Let $ a,b $ be real numbers such that $a<b$, and $f : [a,b] \rightarrow R $ is continuous such that $ f(a) = f(b) $.
Prove that there exists $\delta > 0$ such that for every $ t \in [0,\delta]$ there is $ x \in [a,b-t] $ that $f(x) = f(x+t)$.
I first defined a new function $g(x) = f(x) - f(x+t)$ for some $t \in [0,\delta]$. And tried to prove that $g(a) = f(a) - f(a+t) < 0 \space, g(b-t) = f(b -t ) -f(b) >0 $ or vice versa.

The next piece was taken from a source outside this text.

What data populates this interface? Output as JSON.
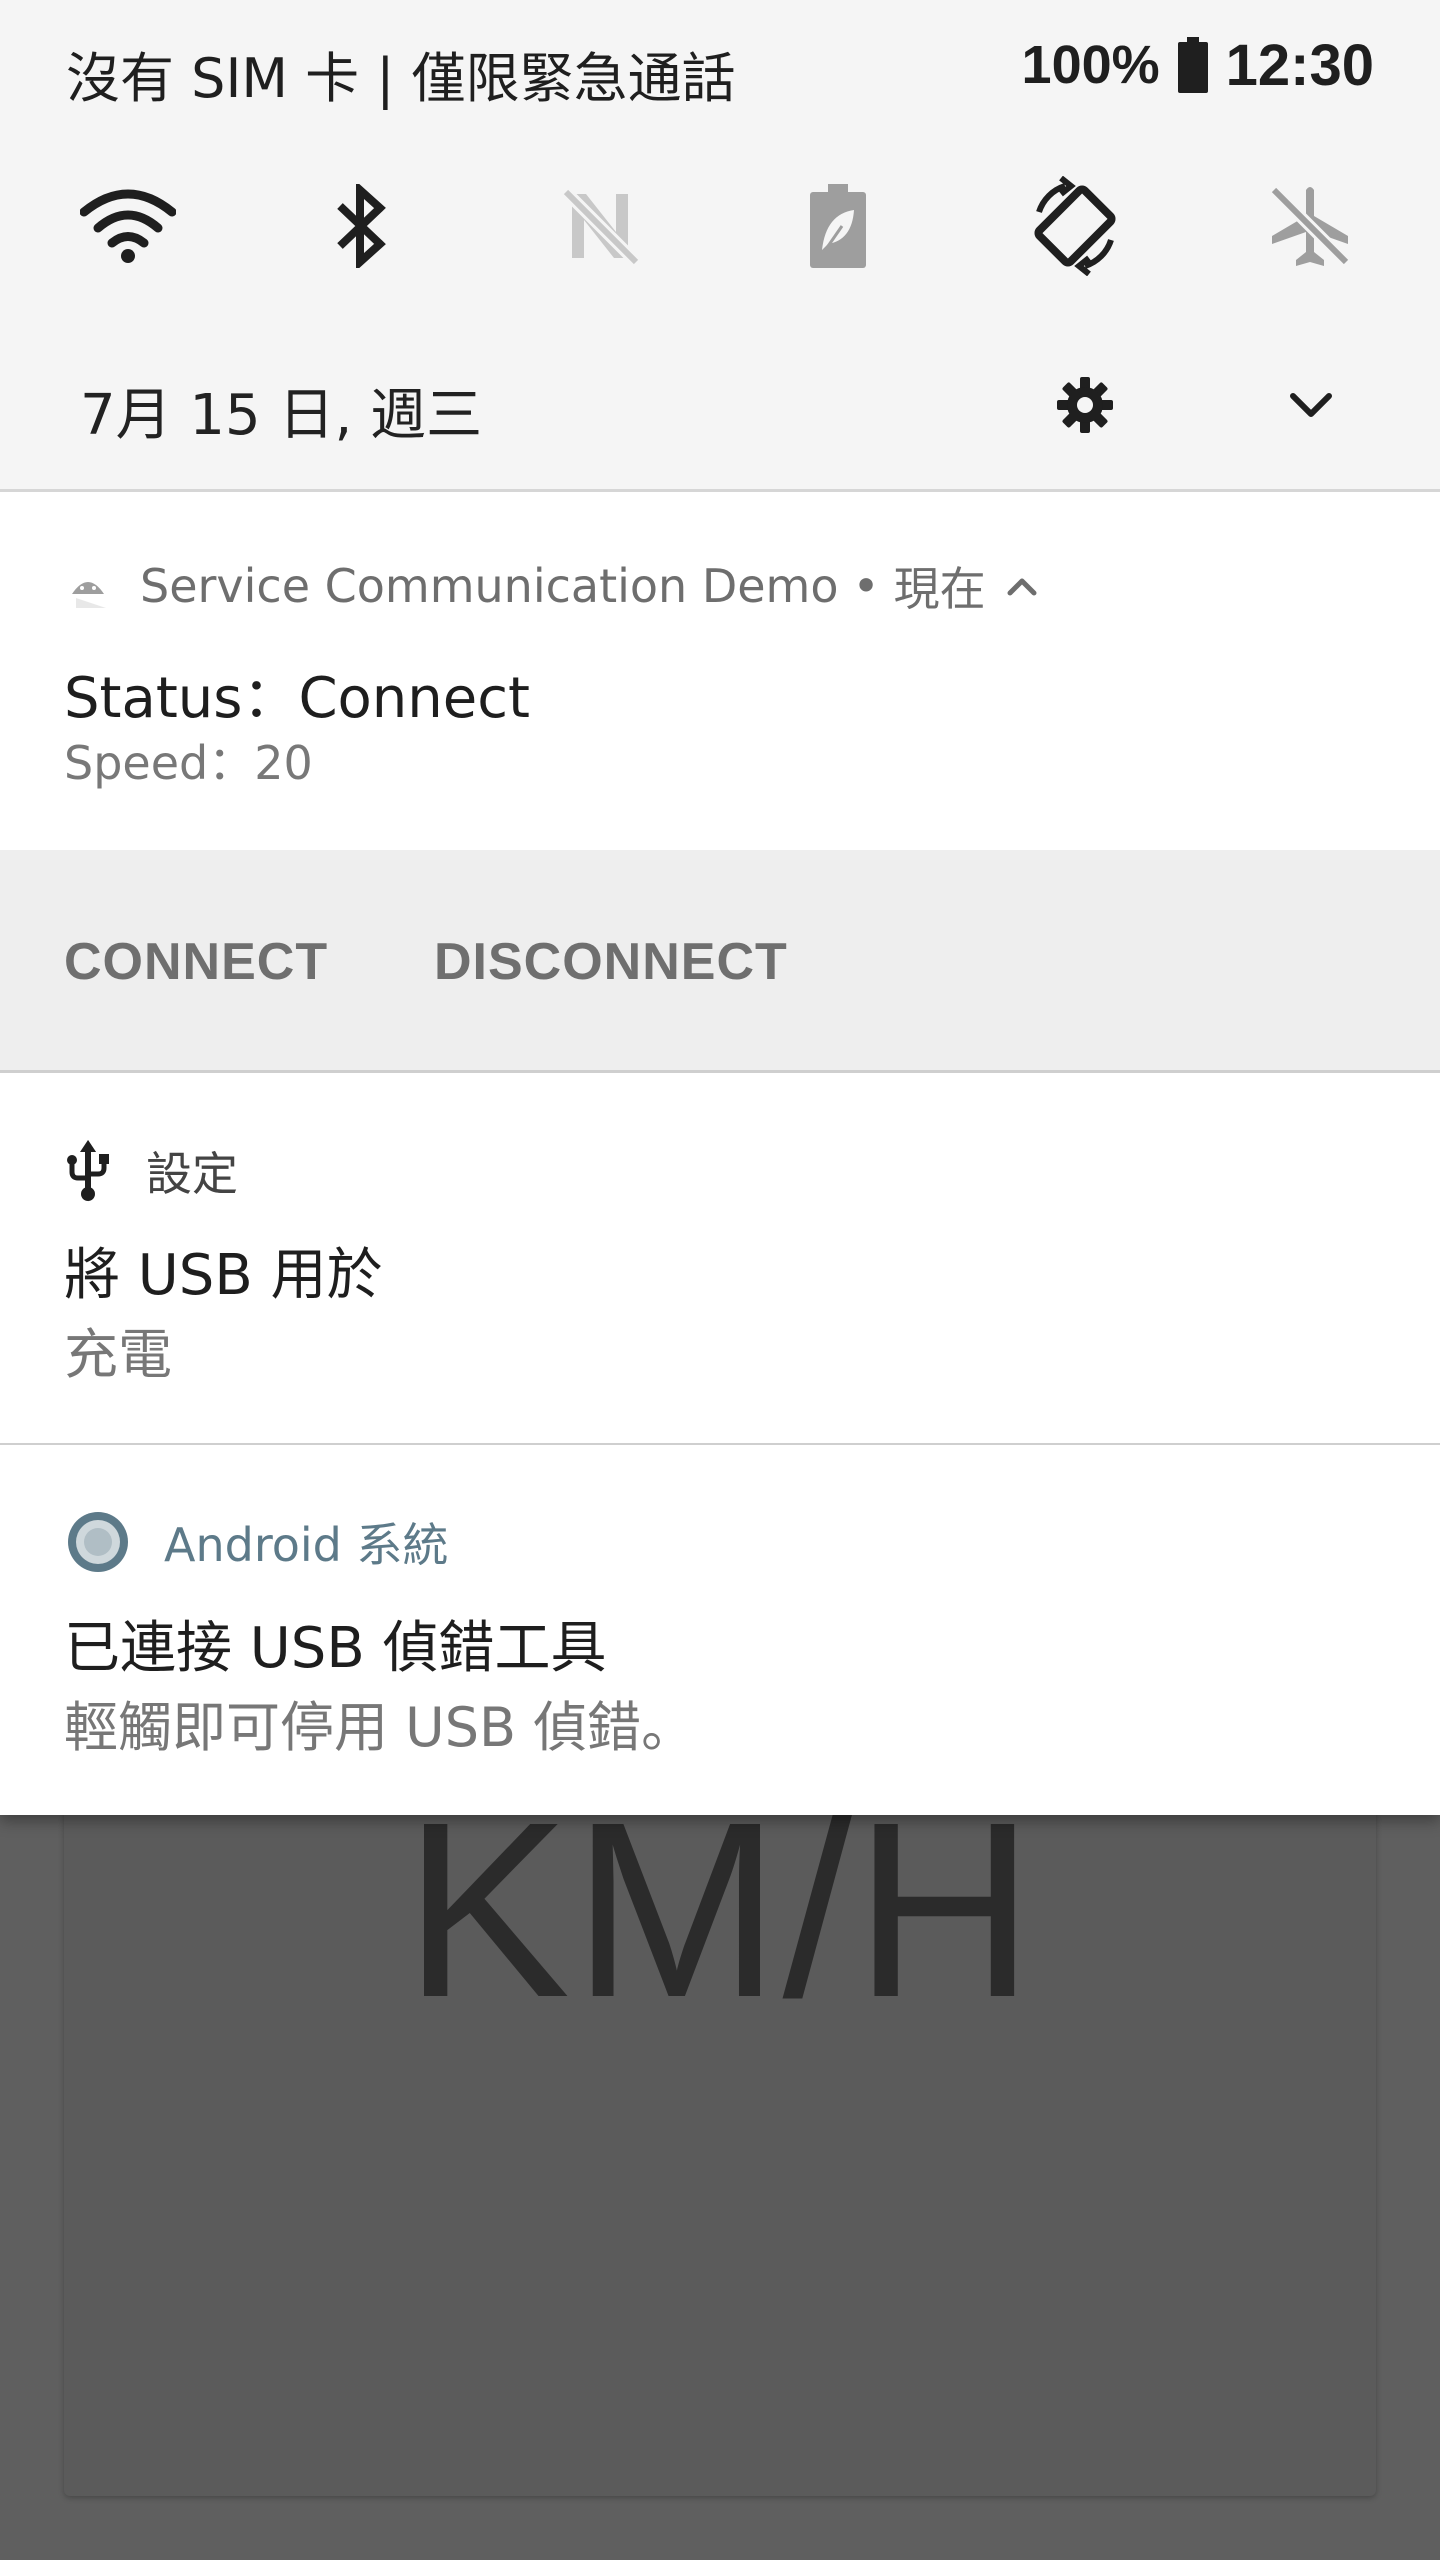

And then use the intermediate value theorem but couldn't proceed any further.
I also tried to take $c$ is the absolute maximum or absolute minimum, and take $ \delta = b - c$ and work around the point $(c,f(c))$ point to find the property.
Thanks for any help.
Let $c,d\in[a,b]$ be such that $f$ has a maximum at $c$ and a minimum at $d$ (these exists because $[a,b]$ is compact). If both $c,d\in\{a,b\}$ then then $f(c)=f(d)$ (because $f(a)=f(b)$), in which case the function is constant and the problem is trivial. Thus assume one of $c$ and $d$ is in $(a,b)$, without loss of generality $c$ (otherwise replace $f$ by $-f$).
Since $c\in (a,b)$ there is a $\delta>0$ such that $[c-\delta,c+\delta]\subset (a,b)$.
For every $t\in [0,\delta]$ define $g_t(x)=f(x+t)-f(x)$. Then $g_t(c-t)\geq 0\geq g_t(c)$ hence there is some $x\in[c-t,c]\subset[a,b-t]$ with the desired property $g_t(x)=0$